A household follow-up study, with an evaluation at baseline and 2 years later.


Residential area, with a low rate of in- and outmigration, in Sao Paulo, a large industrialized urban center in southeastern Brazil.


One thousand six hundred sixty-seven older urban residents in the community (65+), from different socioeconomic backgrounds, enrolled after a study area census.


Structured home interview with Brazilian Older Americans Resources and Services Multidimensional Functional Assessment Questionnaire, previously validated in Portuguese.
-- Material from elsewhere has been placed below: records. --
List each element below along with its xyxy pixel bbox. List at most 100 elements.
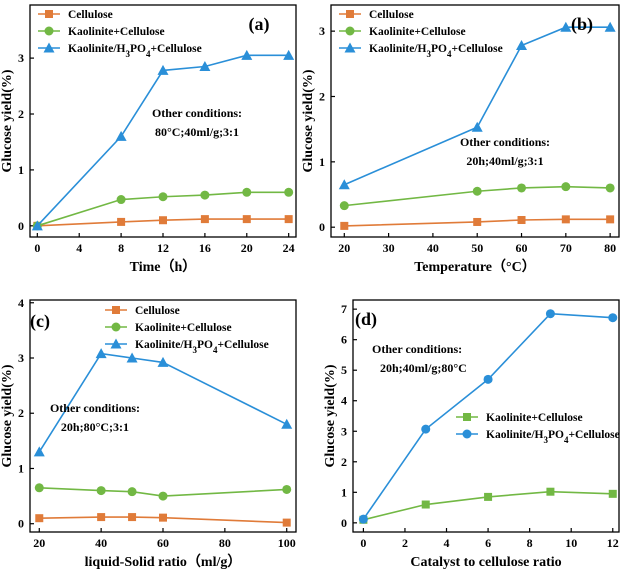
legend-text: Kaolinite/H <box>486 429 544 441</box>
legend-subscript: 3 <box>193 345 198 355</box>
plot-frame <box>352 299 620 533</box>
series-2 <box>31 49 295 231</box>
x-tick-label: 70 <box>560 241 572 255</box>
x-axis-label: liquid-Solid ratio（ml/g） <box>85 554 242 570</box>
annotation-text: 20h;40ml/g;3:1 <box>466 154 543 168</box>
data-marker <box>158 192 168 202</box>
series-line <box>36 54 289 227</box>
data-marker <box>282 518 291 527</box>
data-marker <box>421 500 430 509</box>
legend-text: +Cellulose <box>568 429 619 441</box>
legend-subscript: 3 <box>544 435 549 445</box>
annotation-text: 80°C;40ml/g;3:1 <box>155 125 239 139</box>
y-tick-label: 6 <box>341 333 347 347</box>
x-tick-label: 12 <box>607 536 619 550</box>
legend-subscript: 3 <box>427 49 432 59</box>
data-marker <box>608 489 617 498</box>
data-marker <box>561 215 570 224</box>
y-tick-label: 2 <box>18 406 24 420</box>
x-tick-label: 50 <box>471 241 483 255</box>
legend: Cellulose Kaolinite+Cellulose Kaolinite/H3… <box>339 9 503 59</box>
y-tick-label: 2 <box>319 89 325 103</box>
legend-subscript: 3 <box>126 49 131 59</box>
series-0 <box>35 513 291 527</box>
series-2 <box>338 21 616 190</box>
x-tick-label: 6 <box>485 536 491 550</box>
plot-frame <box>29 4 297 238</box>
data-marker <box>339 201 349 211</box>
legend-text: Kaolinite/H <box>369 43 427 55</box>
x-tick-label: 4 <box>444 536 450 550</box>
legend: Cellulose Kaolinite+Cellulose Kaolinite/H3… <box>105 305 269 355</box>
x-tick-label: 40 <box>427 241 439 255</box>
data-marker <box>338 179 350 190</box>
x-tick-label: 60 <box>516 241 528 255</box>
chart-panel-b: 20 30 40 50 60 70 80 0 1 2 3 Temperature（°C） Glucose… <box>301 4 620 275</box>
data-marker <box>605 183 615 193</box>
y-tick-label: 2 <box>18 107 24 121</box>
y-tick-label: 3 <box>18 351 24 365</box>
legend-label: Kaolinite/H3PO4+Cellulose <box>369 43 503 59</box>
x-tick-label: 100 <box>278 536 296 550</box>
legend-label: Kaolinite/H3PO4+Cellulose <box>68 43 202 59</box>
data-marker <box>127 487 137 497</box>
y-axis-label: Glucose yield(%) <box>0 69 15 172</box>
x-axis-label: Time（h） <box>130 259 197 275</box>
legend-label: Cellulose <box>135 305 180 317</box>
series-0 <box>359 487 617 524</box>
y-tick-label: 0 <box>341 516 347 530</box>
data-marker <box>200 215 209 224</box>
data-marker <box>546 487 555 496</box>
data-marker <box>283 49 295 60</box>
legend-text: Kaolinite/H <box>135 339 193 351</box>
data-marker <box>560 21 572 32</box>
panel-label: (c) <box>30 311 50 332</box>
data-marker <box>126 352 138 363</box>
data-marker <box>462 429 472 439</box>
data-marker <box>117 217 126 226</box>
series-1 <box>34 483 292 501</box>
x-tick-label: 20 <box>338 241 350 255</box>
y-tick-label: 7 <box>341 302 347 316</box>
annotation-text: Other conditions: <box>152 106 242 120</box>
data-marker <box>463 413 471 421</box>
data-marker <box>157 64 169 75</box>
series-0 <box>340 215 615 230</box>
series-1 <box>339 182 615 211</box>
x-tick-label: 80 <box>604 241 616 255</box>
data-marker <box>483 374 493 384</box>
data-marker <box>44 26 54 36</box>
y-tick-label: 5 <box>341 363 347 377</box>
series-line <box>37 218 289 227</box>
data-marker <box>159 216 167 225</box>
data-marker <box>471 121 483 132</box>
data-marker <box>95 348 107 359</box>
data-marker <box>128 513 137 522</box>
legend: Cellulose Kaolinite+Cellulose Kaolinite/H3… <box>38 9 202 59</box>
x-tick-label: 12 <box>157 241 169 255</box>
data-marker <box>31 220 43 231</box>
data-marker <box>157 356 169 367</box>
x-tick-label: 0 <box>360 536 366 550</box>
legend-label: Kaolinite/H3PO4+Cellulose <box>135 339 269 355</box>
legend: Kaolinite+Cellulose Kaolinite/H3PO4+Cellu… <box>456 412 620 445</box>
y-tick-label: 1 <box>319 155 325 169</box>
legend-label: Kaolinite+Cellulose <box>369 26 466 38</box>
series-line <box>37 191 289 227</box>
data-marker <box>112 306 120 314</box>
legend-label: Kaolinite+Cellulose <box>135 322 232 334</box>
data-marker <box>43 42 55 53</box>
annotation-text: Other conditions: <box>460 135 550 149</box>
legend-text: +Cellulose <box>150 43 201 55</box>
annotation-text: Other conditions: <box>50 401 140 415</box>
x-axis-label: Catalyst to cellulose ratio <box>410 555 561 570</box>
y-tick-label: 0 <box>18 517 24 531</box>
legend-text: +Cellulose <box>451 43 502 55</box>
y-tick-label: 4 <box>341 394 347 408</box>
data-marker <box>241 49 253 60</box>
panel-label: (a) <box>249 14 270 35</box>
data-marker <box>516 40 528 51</box>
y-tick-label: 4 <box>18 296 24 310</box>
annotation-text: Other conditions: <box>372 342 462 356</box>
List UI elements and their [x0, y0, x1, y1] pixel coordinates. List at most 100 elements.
A logistic regression model for the risk of dying in the period was developed, having as independent variables, sociodemographic characteristics plus six other dimensions: subjective self-evaluation of health, past medical history, use of health services, dependence in activities of daily living (ADLs), mental health, and cognitive status.


There were 146 deaths (9%) in the cohort during the follow-up interval. The variables that appeared as independent predictors of death in the final logistic regression model were: gender (relative risk (RR) = 2.8 (males)), age (RR = 2.0 (80+ vs. 65–69)), hospitalization in the previous 6 months (RR = 2.4 (at least one)), dependence in ADLs (RR = 3.0 (assistance required for 7 vs. 0 ADLs)); and cognitive impairment (RR = 1.9 (Mini-Mental State Examination 18 vs. 30)).


These findings suggest that in developing countries such as Brazil, an assessment of dependence in daily living and cognitive status should be an essential part of any health evaluation of an older person, not only because these variables represent potentially high independent mortality risks, but also because they can be easily and reliably assessed, using well-validated instruments, and may be susceptible to intervention. J Am Geriatr Soc 49:1168–1175, 2001.